Terör örgütü PKK'dan iğrenç taktik!
Birleşmiş Milletler, "2021 Çocuklar ve Silahlı Çatışmalar" raporuna göre geçen yıl 250'ye yakın çocuğu silah altına aldı. Bu resmi olarak da kayıtlara geçti. Peki terör örgütü çocukları neden kaçırıyor? Terör ve Güvenlik Uzmanı Abdullah Ağar önemli değerlendirmelerde bulundu.
Hain emelleri için çocukları ailelerinden koparan terör örgütü PKK/YPG'nin faaliyetleri BM raporunda. BM Genel Sekreterliği "2021 Çocuklar ve Silahlı Çatışmalar" adlı raporunda çocuklara yönelik ihlallere yer verdi. Raporda Suriye çocuk ihlallerinin en çok yaşandığı ülkelerden biri olarak listelendi.

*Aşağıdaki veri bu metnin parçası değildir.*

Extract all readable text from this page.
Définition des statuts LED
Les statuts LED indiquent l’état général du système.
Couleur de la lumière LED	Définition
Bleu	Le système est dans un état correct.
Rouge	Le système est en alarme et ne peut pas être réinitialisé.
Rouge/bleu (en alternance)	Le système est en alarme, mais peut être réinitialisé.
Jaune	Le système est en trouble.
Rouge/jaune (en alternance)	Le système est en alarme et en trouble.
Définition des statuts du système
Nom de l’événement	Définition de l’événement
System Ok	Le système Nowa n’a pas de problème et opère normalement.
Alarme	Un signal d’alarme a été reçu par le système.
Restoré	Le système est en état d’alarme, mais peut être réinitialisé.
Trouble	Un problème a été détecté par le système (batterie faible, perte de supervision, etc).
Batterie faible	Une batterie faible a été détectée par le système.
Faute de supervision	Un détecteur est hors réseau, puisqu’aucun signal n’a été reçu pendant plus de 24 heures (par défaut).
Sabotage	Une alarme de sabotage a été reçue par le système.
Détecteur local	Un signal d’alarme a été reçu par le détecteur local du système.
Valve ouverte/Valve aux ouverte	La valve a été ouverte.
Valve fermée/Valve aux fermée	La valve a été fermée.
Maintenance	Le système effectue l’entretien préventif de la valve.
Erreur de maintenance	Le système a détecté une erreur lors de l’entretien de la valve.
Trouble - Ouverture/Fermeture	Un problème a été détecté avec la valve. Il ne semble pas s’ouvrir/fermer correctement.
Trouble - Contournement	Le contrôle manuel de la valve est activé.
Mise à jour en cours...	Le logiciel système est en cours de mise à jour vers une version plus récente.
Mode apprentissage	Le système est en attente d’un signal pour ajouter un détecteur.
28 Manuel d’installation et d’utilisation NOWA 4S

Terör örgütü PKK/YPG'nin ve örgüte bağlı uzantılarının 2021'de 250'ye yakın çocuğu silah altına aldığına dikkat çekildi. Terör örgütünün okul ve hastanelere yönelik saldırıları da BM'nin raporunda yer aldı. Rapora göre; PKK/YPG geçen yıl rejim güçlerinden sonra en çok hastane ve okula saldırıyı düzenleyen örgüt oldu. Terör örgütünün çocuklara insani yardımı engellendiği de rapor da yer alıyor.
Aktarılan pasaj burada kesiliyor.